The claim: You’ll quickly lose weight and ultimately feel fuller with fewer cravings, while boosting your mood, mental focus and energy.
The theory: By slashing the carbs you consume and instead filling up on fats, you safely enter a state of ketosis. That’s when the body breaks down both dietary and stored body fat into substances called ketones. Your fat-burning system now relies mainly on fat – instead of sugar – for energy. While similar in some ways to familiar low-carb diets, the Keto diet’s extreme carb restrictions – about 20 net carbs a day or less, depending on the version – and the deliberate shift into ketosis are what set this increasingly popular diet apart.
The Keto diet has its roots in the decades-old therapeutic ketogenic diet. Clinically, the ketogenic diet is used in neurologic medicine, most notably to reduce hard-to-control seizures in children. Studies also suggest possible benefits in other brain conditions such as Parkinson’s and Alzheimer’s diseases.

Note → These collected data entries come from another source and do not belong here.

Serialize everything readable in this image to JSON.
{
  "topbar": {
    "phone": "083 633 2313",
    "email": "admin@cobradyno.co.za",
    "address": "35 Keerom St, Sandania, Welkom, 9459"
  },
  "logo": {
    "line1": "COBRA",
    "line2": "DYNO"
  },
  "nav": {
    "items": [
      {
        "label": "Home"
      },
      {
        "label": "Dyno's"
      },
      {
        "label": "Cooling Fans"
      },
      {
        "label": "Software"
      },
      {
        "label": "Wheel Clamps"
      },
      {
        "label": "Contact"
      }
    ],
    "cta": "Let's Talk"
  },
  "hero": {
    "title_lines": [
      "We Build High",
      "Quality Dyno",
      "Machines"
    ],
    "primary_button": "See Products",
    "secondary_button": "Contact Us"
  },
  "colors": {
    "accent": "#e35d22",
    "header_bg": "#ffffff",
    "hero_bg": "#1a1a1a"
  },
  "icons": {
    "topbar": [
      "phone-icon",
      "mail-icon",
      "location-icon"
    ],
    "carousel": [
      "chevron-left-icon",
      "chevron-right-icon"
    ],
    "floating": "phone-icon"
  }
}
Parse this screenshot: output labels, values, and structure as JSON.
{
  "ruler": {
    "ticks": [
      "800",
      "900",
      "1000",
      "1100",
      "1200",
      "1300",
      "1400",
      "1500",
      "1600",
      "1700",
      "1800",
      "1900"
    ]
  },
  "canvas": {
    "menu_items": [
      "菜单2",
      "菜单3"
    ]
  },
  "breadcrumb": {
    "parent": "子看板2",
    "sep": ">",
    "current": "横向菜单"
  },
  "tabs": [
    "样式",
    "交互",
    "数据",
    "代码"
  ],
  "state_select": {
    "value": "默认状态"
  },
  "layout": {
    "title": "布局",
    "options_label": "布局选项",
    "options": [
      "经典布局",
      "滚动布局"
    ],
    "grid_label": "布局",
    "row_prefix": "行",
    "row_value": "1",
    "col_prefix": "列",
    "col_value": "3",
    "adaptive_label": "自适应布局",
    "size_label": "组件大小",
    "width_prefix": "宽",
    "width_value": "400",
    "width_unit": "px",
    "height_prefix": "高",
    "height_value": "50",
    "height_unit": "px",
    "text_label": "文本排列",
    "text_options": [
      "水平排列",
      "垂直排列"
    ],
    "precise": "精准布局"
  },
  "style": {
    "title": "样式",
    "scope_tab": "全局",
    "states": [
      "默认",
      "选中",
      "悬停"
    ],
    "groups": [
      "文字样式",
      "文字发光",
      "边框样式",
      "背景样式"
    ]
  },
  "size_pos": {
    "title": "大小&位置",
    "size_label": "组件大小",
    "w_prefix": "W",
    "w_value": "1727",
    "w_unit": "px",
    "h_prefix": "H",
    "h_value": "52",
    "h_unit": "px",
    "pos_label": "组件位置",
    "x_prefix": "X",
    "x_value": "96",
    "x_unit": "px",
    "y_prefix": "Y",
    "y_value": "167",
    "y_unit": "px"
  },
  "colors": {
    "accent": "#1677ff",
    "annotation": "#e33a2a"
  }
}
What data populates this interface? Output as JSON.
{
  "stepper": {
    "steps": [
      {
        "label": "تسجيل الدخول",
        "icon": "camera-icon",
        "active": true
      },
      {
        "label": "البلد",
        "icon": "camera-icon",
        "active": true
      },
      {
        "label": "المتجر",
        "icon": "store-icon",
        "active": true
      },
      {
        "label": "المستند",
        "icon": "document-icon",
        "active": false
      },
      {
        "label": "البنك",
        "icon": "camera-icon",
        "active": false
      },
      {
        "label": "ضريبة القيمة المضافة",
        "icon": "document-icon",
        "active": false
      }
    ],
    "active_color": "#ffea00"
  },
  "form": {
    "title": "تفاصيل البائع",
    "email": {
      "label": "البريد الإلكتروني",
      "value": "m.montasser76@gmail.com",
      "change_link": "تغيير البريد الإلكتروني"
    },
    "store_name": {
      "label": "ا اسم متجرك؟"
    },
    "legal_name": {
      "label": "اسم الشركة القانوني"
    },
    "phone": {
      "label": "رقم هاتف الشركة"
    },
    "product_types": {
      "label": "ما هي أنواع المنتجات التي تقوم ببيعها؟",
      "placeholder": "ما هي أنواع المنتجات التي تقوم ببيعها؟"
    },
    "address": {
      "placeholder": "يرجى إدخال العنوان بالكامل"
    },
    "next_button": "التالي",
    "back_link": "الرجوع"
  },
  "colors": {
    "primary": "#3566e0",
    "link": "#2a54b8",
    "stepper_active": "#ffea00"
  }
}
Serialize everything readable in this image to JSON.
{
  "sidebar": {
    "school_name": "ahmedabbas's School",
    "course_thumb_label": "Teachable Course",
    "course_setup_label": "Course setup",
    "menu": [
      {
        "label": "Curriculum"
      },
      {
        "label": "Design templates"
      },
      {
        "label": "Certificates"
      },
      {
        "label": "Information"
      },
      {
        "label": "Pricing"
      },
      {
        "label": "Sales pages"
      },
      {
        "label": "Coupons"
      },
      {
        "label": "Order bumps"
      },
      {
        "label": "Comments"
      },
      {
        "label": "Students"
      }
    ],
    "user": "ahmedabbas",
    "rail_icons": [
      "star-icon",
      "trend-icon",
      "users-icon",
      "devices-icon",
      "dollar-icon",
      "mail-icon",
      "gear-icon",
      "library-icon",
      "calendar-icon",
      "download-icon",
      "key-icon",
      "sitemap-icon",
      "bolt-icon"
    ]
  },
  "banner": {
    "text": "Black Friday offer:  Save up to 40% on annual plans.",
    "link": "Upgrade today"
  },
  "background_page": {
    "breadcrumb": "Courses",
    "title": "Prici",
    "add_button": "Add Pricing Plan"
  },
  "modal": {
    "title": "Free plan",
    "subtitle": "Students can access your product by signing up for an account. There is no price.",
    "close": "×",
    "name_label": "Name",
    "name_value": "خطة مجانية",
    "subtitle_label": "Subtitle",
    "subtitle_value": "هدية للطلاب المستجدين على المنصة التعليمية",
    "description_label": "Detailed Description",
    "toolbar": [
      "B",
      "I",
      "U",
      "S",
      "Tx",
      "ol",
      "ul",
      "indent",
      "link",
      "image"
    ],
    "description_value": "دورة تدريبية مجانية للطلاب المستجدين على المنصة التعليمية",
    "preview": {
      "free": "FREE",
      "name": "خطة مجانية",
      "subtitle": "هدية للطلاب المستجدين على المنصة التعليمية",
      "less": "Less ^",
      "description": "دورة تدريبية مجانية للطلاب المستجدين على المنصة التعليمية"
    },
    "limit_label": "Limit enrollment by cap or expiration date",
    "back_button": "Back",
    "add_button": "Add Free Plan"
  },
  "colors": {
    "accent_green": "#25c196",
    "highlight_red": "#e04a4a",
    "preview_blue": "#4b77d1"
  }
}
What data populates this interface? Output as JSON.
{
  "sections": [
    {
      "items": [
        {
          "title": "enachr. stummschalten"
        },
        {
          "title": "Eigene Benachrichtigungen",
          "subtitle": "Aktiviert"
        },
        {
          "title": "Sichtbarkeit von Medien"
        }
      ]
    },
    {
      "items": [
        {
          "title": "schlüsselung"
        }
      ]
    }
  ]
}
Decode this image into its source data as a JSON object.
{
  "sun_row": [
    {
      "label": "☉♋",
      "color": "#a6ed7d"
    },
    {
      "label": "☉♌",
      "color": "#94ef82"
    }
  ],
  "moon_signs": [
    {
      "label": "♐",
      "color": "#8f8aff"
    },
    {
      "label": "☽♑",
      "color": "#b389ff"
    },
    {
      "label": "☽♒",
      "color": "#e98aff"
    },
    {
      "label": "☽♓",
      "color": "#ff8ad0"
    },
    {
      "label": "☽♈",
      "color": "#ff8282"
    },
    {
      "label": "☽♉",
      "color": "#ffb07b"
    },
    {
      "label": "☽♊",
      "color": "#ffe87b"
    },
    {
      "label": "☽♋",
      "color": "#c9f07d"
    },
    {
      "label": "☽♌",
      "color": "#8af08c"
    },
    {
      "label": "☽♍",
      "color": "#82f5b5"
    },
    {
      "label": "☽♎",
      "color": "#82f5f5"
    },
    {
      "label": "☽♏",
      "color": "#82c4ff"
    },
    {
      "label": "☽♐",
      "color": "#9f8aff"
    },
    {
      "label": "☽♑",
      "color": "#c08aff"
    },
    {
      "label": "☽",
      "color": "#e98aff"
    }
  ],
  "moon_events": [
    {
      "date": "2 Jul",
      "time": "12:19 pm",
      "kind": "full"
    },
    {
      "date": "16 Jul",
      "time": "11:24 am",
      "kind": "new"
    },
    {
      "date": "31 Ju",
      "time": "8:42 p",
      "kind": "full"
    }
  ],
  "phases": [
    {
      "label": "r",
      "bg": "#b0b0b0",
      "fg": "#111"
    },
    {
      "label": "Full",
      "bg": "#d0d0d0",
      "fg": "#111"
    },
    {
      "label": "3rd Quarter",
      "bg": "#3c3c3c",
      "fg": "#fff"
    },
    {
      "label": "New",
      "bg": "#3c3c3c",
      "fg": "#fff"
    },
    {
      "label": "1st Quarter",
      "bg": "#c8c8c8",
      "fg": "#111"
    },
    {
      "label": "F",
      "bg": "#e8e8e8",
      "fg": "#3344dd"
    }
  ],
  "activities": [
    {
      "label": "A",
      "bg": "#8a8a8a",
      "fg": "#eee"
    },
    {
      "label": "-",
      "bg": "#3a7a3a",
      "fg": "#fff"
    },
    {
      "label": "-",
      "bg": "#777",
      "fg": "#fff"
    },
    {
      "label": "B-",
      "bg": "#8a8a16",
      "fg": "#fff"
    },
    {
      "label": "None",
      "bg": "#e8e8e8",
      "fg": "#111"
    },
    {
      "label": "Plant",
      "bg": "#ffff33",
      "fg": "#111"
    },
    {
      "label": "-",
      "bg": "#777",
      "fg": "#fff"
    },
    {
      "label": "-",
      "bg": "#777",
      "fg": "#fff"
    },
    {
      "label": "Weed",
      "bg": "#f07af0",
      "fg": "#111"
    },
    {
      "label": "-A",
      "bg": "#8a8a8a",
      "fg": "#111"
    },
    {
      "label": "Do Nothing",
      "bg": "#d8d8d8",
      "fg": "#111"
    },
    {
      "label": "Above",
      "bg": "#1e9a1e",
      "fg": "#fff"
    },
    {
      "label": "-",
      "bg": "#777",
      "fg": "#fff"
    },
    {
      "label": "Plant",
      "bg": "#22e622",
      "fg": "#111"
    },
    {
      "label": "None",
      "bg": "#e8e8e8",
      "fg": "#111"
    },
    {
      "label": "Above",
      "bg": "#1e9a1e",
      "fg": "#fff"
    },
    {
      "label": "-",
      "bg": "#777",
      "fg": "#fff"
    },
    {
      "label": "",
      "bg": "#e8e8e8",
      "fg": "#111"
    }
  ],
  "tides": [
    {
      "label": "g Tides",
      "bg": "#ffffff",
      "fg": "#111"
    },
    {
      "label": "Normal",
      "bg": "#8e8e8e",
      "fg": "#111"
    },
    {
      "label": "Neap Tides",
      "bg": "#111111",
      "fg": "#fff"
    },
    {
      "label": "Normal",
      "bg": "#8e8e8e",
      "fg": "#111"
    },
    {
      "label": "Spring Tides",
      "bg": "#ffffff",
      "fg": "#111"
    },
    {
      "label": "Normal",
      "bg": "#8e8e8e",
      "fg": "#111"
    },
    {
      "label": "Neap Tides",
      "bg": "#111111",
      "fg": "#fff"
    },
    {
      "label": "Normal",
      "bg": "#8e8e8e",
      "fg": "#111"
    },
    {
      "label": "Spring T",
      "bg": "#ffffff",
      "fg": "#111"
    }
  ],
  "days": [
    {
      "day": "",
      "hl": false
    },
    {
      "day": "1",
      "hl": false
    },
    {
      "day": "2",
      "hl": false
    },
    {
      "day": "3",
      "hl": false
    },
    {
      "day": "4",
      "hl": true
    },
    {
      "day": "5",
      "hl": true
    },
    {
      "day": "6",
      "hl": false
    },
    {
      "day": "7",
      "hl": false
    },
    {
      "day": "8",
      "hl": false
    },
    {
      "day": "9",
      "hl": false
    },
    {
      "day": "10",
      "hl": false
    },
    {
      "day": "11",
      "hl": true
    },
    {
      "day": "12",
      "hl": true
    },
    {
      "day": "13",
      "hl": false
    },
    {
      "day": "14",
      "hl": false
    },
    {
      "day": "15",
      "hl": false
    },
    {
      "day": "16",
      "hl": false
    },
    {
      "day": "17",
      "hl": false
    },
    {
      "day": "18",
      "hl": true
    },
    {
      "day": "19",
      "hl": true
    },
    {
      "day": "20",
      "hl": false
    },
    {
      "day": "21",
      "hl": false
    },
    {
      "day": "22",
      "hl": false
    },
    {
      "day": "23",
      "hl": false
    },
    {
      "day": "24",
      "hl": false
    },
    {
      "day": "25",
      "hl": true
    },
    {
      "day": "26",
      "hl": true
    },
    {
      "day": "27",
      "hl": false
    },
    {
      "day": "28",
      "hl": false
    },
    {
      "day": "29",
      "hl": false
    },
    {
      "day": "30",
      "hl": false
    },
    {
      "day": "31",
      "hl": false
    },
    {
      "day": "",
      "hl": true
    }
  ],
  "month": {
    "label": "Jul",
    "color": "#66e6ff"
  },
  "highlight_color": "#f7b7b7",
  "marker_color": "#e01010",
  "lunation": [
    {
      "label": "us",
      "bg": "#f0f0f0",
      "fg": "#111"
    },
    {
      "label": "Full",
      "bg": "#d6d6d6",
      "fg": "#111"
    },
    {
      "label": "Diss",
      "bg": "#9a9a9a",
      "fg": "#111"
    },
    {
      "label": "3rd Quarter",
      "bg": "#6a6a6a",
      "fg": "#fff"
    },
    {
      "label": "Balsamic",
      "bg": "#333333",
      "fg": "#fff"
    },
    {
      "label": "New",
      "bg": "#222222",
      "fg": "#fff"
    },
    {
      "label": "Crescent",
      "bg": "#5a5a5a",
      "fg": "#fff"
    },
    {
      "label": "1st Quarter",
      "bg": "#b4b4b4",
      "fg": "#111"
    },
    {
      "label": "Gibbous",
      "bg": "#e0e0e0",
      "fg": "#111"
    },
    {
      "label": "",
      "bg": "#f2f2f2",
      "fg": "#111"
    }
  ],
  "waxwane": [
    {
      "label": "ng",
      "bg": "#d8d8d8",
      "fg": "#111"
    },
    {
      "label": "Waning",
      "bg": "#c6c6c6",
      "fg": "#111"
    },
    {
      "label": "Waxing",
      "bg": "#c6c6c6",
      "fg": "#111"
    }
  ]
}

Fairly recently, the diet was introduced as a weight-loss diet by an Italian professor of surgery, Dr. Gianfranco Cappello of Sapienza University in Rome. In his 2012 study, about 19,000 dieters received a high-fat liquid diet via a feeding tube inserted down the nose. The study showed an average weight loss of more than 20 pounds in participants, most of whom kept it off for at least a year. The researchers reported a few minor side effects, like fatigue.
Today, several versions of the Keto diet (using real food) are detailed in books, blogs and Facebook posts. The common thread is choosing high-fat foods coupled with very low daily carbs. Guidebooks include “The Complete Ketogenic Diet for Beginners” by Amy Ramos and “The Keto Diet: The Complete Guide to a High-Fat Diet” by Leanne Vogel.